Em nota encaminhada ao
, a pasta alegou que a medida assegura que nenhuma unidade fique desassistida durante o período de transição entre a homologação do concurso público e a efetiva entrada em exercício dos novos servidores.
Segundo a secretaria, os aprovados no concurso têm direito legal de solicitar prorrogação de posse, o que pode fazer com que o início das atividades ultrapasse a data de começo das aulas. Por isso, os contratos temporários seriam mantidos para garantir que os alunos tenham professores durante os 200 dias letivos, sem interrupções.
A Seduc também destacou que o concurso público ofertou 1.500 vagas exclusivas para o cargo de professor, distribuídas por disciplina e município, enquanto os contratos temporários abrangem todos os cargos da carreira da Educação, incluindo técnico administrativo educacional e apoio administrativo educacional.
De acordo com a pasta, a substituição será feita de forma gradual. À medida que o servidor efetivo tomar posse e assumir a função, o contrato temporário referente àquela vaga específica será encerrado.
A secretaria argumenta ainda que o cronograma de atribuição evita a necessidade de readequação de todo o quadro de servidores e garante estabilidade administrativa. Além disso, sustenta que os contratos temporários continuam sendo necessários para cobrir afastamentos legais, como licenças, cedências, qualificação e exercício de cargos de gestão.
A determinação do TCE pela inspeção ocorre diante de denúncias questionando a manutenção dos vínculos diante da previsão de homologação de concurso público para cargos efetivos. O foco da apuração é o volume expressivo de servidores temporários ocupando funções consideradas permanentes, como professores da educação básica e profissionais de apoio administrativo educacional.

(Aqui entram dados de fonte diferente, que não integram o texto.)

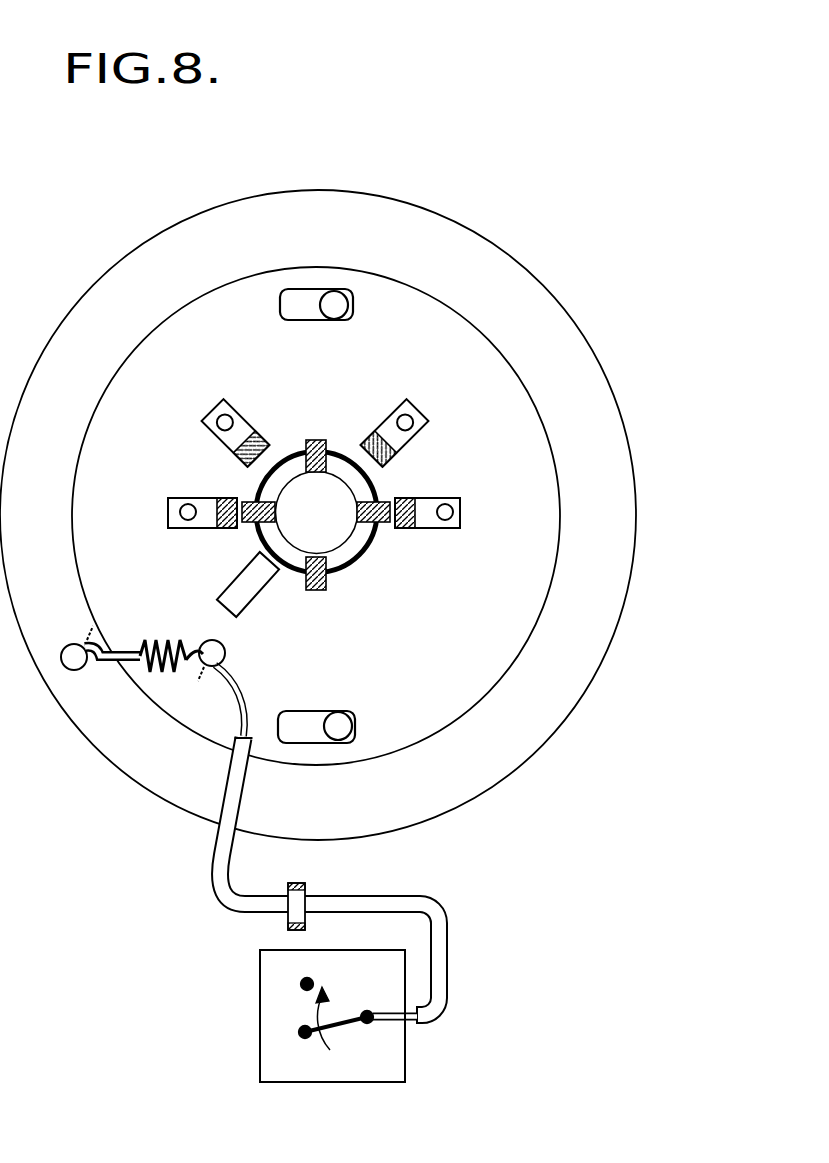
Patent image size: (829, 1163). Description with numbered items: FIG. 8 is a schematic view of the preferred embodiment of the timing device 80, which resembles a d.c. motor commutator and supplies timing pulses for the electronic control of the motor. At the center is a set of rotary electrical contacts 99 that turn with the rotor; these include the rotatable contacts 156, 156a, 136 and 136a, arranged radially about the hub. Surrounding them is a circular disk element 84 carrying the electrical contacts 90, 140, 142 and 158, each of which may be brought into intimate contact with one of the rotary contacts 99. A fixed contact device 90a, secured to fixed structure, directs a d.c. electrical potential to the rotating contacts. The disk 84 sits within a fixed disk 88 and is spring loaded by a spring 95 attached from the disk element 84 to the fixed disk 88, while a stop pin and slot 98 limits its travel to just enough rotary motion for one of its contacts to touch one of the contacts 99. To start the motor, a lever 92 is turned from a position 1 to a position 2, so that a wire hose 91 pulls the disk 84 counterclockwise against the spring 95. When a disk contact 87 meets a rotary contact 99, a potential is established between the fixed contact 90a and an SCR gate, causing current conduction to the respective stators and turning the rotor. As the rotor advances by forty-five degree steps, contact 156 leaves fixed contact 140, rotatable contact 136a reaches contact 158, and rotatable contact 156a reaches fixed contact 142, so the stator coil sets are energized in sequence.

The timing device 80 is at (293, 145).
The fixed disk 88 is at (500, 249).
The circular disk element 84 is at (492, 345).
The stop pin and slot 98 is at (318, 287).
The rotary electrical contacts 99 is at (357, 515).
The rotatable contact 156a is at (313, 438).
The rotatable contact 136a is at (317, 592).
The rotatable contact 156 is at (214, 548).
The rotatable contact 136 is at (370, 527).
The fixed contact 140 is at (215, 407).
The electrical contact 90 is at (419, 411).
The fixed contact device 90a is at (217, 602).
The disk contact 87 is at (214, 500).
The fixed contact 158 is at (168, 508).
The fixed contact 142 is at (461, 513).
The wire hose 91 is at (448, 925).
The spring 95 is at (142, 668).
The lever 92 is at (338, 1023).
The position 2 is at (297, 980).
The position 1 is at (297, 1034).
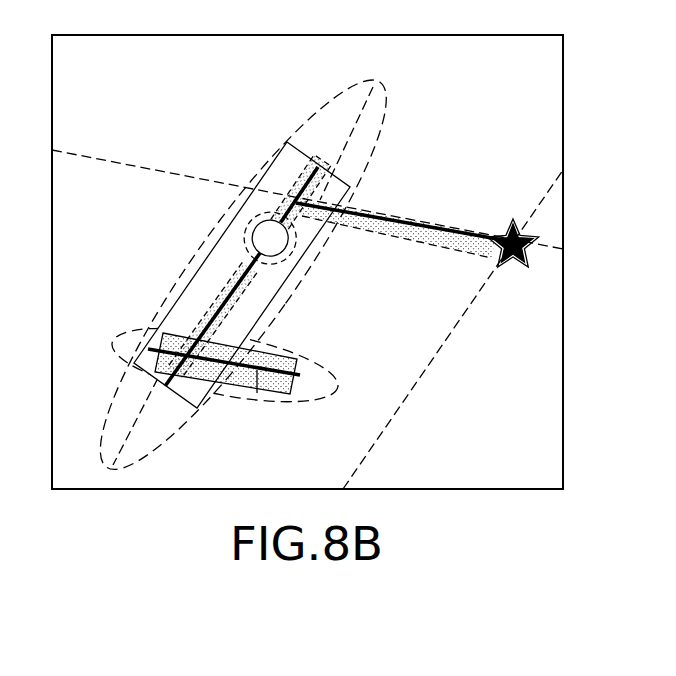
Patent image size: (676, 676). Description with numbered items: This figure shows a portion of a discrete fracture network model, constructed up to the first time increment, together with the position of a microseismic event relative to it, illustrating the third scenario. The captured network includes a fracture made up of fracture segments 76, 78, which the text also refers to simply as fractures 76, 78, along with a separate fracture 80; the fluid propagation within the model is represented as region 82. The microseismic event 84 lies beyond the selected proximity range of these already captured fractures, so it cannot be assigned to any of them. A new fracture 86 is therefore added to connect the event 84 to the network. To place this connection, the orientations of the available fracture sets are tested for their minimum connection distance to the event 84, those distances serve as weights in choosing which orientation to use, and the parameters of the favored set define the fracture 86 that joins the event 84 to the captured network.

The fracture segment 76 is at (302, 181).
The fracture segment 78 is at (230, 290).
The fracture 80 is at (257, 393).
The region 82 is at (423, 237).
The microseismic event 84 is at (523, 234).
The new fracture 86 is at (403, 218).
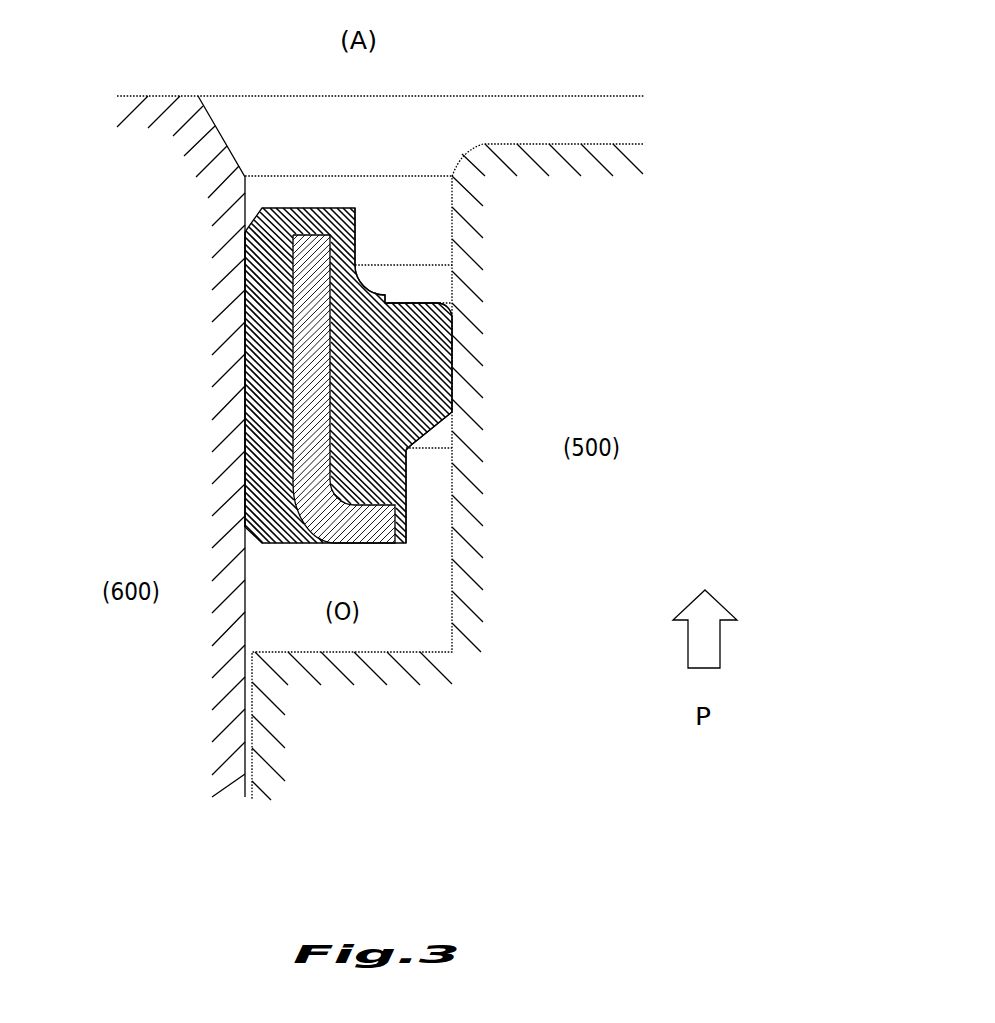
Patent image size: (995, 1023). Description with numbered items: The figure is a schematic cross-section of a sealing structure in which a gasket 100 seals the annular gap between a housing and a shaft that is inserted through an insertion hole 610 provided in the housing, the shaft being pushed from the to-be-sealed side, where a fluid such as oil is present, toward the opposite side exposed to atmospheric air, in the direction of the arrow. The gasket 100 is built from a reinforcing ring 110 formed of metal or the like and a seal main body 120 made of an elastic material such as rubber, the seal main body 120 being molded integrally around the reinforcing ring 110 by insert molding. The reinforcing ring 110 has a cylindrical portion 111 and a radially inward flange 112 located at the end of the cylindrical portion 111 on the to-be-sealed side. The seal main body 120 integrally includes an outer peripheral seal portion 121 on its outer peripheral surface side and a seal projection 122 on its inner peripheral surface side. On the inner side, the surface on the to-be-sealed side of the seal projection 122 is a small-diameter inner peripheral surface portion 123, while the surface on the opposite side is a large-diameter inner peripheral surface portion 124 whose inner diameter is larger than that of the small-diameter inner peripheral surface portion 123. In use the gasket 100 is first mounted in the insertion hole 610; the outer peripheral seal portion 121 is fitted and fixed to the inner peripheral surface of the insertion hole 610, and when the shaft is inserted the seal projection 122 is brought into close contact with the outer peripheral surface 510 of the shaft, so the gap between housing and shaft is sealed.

Informações encaminhadas pela própria Seduc ao Ministério Público de Contas de Mato Grosso apontam um número elevado de contratações temporárias, cenário que contrasta com determinações já feitas nas contas de gestão de 2023 e 2024, quando o TCE recomendou a realização de concurso para suprir as vagas.
No andamento do caso, o MPC notificou o secretário estadual de Educação para prestar esclarecimentos detalhados. Entre os dados solicitados estão o quantitativo de temporários e as funções exercidas, a base legal das contratações, a justificativa do interesse público excepcional, além de informações sobre prorrogações e o quadro efetivo de cargos vagos e necessários.